Vance criticized the European Union’s approach, singling out the General Data Protection Regulation (GDPR) and the Digital Services Act as barriers to AI growth due to high compliance costs and what he called “ideological bias.” Beyond the regulatory burden, these policies could slow AI’s ability to execute at scale, limiting its economic impact. The challenge is no longer about building AI engines—it’s about ensuring the infrastructure exists to power them in real-world applications. AI inference, the process where models translate intelligence into action, demands purpose-built infrastructure that eliminates performance and latency bottlenecks.
Positioning the United States as the leader in AI development, Vance argued that future AI dominance will be defined by execution, not experimentation. As enterprises integrate AI into business-critical operations, the ability to execute inference at scale will be what separates industry leaders from laggards. The U.S., with its innovation-friendly policies, aims to provide a foundation where AI-first enterprises can thrive without restrictive regulatory frameworks throttling deployment.
While advocating for international collaboration, Vance warned against AI being used as a tool for authoritarian control, a statement widely interpreted as a critique of China’s technological policies. The ability to make AI-powered decisions instantly—rather than through slow, centralized processing—is key to maintaining AI’s role as a force for innovation rather than surveillance.
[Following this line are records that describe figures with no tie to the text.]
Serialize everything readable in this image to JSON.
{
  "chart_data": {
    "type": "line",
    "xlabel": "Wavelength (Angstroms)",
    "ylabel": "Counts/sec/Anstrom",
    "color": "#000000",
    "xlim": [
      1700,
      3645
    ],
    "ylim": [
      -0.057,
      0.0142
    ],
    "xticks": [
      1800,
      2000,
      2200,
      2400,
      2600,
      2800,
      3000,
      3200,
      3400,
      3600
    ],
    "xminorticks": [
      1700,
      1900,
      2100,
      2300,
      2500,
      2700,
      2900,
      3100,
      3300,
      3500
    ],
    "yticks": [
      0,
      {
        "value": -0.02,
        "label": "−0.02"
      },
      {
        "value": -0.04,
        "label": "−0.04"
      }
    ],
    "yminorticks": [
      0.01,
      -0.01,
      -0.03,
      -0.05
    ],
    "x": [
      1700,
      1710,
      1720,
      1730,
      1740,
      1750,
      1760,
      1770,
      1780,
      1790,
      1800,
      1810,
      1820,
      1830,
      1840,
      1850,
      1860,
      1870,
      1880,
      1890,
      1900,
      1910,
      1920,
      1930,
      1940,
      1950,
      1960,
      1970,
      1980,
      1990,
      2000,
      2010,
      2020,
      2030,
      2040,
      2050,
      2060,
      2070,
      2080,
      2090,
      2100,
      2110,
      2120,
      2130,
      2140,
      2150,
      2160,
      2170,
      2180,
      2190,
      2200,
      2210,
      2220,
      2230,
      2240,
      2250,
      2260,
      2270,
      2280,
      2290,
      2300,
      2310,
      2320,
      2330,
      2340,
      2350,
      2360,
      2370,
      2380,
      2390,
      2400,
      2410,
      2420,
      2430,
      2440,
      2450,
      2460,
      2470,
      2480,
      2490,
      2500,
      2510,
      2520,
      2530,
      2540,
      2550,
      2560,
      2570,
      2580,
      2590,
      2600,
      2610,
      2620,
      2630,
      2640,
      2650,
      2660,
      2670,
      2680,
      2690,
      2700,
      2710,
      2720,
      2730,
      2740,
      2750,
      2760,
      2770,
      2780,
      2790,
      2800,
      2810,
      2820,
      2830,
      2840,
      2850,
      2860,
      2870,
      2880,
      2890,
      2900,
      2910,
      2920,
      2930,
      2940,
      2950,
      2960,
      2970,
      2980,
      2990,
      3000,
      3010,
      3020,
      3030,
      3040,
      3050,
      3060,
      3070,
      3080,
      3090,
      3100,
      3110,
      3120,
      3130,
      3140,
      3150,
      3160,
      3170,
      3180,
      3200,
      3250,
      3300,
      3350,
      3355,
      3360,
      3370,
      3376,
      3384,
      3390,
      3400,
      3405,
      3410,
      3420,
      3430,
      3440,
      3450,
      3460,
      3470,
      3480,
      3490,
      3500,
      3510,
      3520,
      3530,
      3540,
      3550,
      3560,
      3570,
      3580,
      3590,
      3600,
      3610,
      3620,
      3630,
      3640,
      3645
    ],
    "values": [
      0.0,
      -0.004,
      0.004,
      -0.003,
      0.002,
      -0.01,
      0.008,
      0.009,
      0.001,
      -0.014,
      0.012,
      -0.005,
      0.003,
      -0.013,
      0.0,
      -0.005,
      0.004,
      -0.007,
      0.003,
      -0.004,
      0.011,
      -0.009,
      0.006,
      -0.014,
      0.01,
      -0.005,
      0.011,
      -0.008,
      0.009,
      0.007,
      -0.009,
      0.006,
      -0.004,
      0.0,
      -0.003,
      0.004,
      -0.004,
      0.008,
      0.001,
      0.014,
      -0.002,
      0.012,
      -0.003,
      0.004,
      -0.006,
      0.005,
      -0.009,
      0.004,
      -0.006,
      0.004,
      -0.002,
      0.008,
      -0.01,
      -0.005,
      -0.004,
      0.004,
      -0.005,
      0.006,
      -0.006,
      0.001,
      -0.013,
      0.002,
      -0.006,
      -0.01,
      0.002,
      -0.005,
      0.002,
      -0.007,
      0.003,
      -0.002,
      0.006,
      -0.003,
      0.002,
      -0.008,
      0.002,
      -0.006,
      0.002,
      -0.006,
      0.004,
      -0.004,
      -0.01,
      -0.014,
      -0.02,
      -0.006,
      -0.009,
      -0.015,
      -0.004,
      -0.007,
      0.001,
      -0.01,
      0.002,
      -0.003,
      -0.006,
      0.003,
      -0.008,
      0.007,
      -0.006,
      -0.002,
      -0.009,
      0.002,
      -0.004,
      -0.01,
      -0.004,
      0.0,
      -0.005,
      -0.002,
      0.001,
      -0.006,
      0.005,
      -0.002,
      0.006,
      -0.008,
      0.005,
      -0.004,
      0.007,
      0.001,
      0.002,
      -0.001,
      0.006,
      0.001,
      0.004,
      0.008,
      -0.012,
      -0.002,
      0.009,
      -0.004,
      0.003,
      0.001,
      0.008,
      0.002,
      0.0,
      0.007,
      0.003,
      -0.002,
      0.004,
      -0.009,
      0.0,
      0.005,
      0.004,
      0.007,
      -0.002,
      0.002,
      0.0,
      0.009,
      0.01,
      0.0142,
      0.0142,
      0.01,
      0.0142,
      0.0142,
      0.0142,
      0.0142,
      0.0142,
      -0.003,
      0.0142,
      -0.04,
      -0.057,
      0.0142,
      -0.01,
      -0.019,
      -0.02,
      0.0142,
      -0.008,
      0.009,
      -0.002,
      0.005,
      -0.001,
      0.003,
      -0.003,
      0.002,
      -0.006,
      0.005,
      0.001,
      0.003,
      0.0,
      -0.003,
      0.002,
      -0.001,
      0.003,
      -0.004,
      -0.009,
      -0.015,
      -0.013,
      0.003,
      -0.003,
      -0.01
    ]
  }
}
This is why AI infrastructure must evolve to ensure real-time, decentralized inference that aligns with democratic values and enterprise agility.
Vance’s remarks carried immediate weight—following his speech, the European Commission withdrew an AI liability directive due to a lack of consensus, and both the U.S. and U.K. declined to sign a Paris summit declaration on AI regulations. Market confidence in AI execution was evident, with Intel’s stock seeing a significant boost. As businesses look beyond AI hype and focus on practical implementation, infrastructure that eliminates bottlenecks—especially in AI data mobility and compute optimization—will be critical to unlocking AI’s full economic potential.
Vance’s speech signals a clear U.S. shift toward a lighter regulatory approach, one that prioritizes AI execution over bureaucratic red tape. The next phase of AI’s evolution will be defined not by how powerful models can become in isolation, but by how efficiently they can be deployed in real-world environments.